The highest-scoring Scientific Poster abstracts are reviewed in their final poster form by the Awards Committee. The Scientific Poster that scores the highest in the Awards Committee review is announced at a Saturday plenary session during the Annual Meeting.
The Demonstration Poster receiving the most votes is announced at a Saturday plenary session during the Annual Meeting.
The Gayle G. Arnold Award is the most prestigious award of the Academy. This award is named in honor of Dr. Arnold, a self-taught developmental pediatrician and President of the Academy (1989-90). The award is presented annually to the authors of the best scientific paper.
The Mentorship Award recognizes an individual who is an active member of the AACPDM and has demonstrated outstanding leadership mentoring trainees and colleagues in the field of childhood-onset disabilities. Particular focus is placed on the contribution and impact of the mentoring to improve services/care, promote professional education and/or promote research for children with disabilities.

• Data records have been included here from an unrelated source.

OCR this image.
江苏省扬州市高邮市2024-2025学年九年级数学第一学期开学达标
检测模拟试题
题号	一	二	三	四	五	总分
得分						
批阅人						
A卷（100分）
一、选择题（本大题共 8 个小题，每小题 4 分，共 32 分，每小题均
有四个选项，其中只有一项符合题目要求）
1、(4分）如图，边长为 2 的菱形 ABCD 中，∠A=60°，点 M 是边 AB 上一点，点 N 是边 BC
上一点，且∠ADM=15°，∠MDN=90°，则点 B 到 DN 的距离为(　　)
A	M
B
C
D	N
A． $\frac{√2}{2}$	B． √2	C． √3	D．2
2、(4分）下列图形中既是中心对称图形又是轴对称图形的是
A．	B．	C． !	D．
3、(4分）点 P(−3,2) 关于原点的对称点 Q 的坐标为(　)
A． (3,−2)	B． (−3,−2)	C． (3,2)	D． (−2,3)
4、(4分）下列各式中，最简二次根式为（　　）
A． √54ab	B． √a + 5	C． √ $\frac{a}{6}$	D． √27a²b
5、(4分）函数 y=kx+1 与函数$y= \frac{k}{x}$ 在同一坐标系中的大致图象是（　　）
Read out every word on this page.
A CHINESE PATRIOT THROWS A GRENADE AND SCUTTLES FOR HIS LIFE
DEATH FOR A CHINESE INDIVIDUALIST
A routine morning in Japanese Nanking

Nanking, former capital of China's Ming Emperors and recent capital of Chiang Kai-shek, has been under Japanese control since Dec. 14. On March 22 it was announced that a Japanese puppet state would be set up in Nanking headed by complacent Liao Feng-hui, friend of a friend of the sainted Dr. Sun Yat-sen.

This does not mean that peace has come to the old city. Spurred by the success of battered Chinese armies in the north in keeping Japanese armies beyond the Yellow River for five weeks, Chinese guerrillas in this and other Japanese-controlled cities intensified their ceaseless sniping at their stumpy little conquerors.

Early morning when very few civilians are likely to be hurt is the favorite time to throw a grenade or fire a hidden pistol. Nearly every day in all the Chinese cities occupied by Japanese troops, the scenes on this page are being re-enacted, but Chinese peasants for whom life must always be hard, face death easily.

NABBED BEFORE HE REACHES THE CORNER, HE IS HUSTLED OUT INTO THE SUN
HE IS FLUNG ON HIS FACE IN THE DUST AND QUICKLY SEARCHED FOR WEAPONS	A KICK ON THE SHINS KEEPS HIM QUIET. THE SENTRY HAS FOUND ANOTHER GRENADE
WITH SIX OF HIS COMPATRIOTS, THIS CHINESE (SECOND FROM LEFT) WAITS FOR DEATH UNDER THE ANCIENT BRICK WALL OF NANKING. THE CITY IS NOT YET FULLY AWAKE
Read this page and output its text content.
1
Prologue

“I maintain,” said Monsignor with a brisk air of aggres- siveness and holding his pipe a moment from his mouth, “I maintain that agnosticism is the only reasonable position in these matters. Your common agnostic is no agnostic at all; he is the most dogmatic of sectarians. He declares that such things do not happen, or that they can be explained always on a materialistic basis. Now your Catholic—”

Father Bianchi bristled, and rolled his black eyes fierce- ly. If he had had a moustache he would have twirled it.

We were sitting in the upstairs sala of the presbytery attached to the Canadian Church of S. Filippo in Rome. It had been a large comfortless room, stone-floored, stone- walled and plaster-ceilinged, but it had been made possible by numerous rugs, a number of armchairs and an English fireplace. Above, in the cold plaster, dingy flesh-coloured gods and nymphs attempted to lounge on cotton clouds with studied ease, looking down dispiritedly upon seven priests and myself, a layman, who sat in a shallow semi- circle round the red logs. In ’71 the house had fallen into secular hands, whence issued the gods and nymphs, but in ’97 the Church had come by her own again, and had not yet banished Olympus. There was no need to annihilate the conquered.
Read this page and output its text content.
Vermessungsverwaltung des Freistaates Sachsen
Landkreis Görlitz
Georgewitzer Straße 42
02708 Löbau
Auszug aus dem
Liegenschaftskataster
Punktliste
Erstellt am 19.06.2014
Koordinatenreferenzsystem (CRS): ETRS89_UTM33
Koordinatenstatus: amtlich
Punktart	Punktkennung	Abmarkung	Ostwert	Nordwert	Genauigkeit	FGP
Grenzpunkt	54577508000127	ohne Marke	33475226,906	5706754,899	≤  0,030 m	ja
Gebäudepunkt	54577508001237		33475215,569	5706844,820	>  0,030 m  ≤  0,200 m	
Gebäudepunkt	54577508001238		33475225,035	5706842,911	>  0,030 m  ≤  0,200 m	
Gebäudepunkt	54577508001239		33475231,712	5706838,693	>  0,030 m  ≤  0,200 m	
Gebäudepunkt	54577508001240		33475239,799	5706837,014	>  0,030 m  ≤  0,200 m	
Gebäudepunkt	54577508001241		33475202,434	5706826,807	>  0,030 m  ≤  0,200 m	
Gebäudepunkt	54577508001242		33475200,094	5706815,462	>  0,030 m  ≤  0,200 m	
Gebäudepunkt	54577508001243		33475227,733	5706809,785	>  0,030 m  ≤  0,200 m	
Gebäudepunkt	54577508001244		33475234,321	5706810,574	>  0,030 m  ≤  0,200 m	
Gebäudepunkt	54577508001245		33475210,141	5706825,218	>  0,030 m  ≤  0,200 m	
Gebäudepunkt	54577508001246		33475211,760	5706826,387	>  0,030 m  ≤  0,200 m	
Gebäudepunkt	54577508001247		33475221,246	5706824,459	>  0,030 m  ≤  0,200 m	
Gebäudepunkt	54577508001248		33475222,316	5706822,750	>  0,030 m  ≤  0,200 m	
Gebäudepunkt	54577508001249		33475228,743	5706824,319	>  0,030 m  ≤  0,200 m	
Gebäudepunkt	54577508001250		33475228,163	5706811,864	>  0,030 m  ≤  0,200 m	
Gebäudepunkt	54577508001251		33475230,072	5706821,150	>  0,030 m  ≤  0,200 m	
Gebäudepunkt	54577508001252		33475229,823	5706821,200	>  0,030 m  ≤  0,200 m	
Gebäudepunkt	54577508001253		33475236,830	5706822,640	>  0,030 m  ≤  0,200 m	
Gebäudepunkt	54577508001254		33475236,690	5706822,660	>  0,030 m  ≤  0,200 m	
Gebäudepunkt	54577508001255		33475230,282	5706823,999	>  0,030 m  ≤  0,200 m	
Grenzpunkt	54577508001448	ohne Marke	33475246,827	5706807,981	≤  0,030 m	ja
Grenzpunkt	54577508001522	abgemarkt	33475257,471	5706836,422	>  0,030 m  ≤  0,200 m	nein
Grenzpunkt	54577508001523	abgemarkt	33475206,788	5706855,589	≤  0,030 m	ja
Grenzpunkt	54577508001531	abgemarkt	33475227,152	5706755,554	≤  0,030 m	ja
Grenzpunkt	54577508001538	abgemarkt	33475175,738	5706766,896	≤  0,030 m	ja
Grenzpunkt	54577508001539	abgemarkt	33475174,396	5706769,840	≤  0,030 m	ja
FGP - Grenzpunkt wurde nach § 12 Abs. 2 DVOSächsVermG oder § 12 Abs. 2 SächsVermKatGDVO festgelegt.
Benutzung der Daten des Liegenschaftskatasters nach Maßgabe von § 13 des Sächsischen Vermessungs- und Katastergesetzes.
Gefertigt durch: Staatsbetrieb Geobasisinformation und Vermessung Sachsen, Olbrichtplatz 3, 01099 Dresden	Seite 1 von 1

This award is presented to an individual who demonstrates outstanding participation in or promotion of sports and recreation and serves as a role model for people with disabilities. The award is named after Mr. Duncan Wyeth for his passion towards life and for encouraging people with disabilities of all ages to pursue interests and dreams based upon their abilities and not to be limited by their disability. Duncan is an active advocate in his local community as well as nationally and internationally. His enthusiasm for life, sports and recreation are contagious and inspirational to all.
This award is presented to a special presidential guest lecturer, specifically selected by the First Vice President. The recipient of this award, during their lifetime, has made creative contributions of outstanding significance to the field of medicine and for the benefit of patients with cerebral palsy and other childhood-onset disabilities.
Cathleen Lyle Murray had a severe form of cerebral palsy and her family established this award in her memory. The specific purpose of this award is to recognize outstanding individuals in non-medical professions on the basis of their impact on society through their humanitarian efforts to enhance the lives of persons with disabilities.
This award is given to persons representing excellence while pursuing their interests, their dreams and a high quality of life who also happen to live with a personal physical challenge.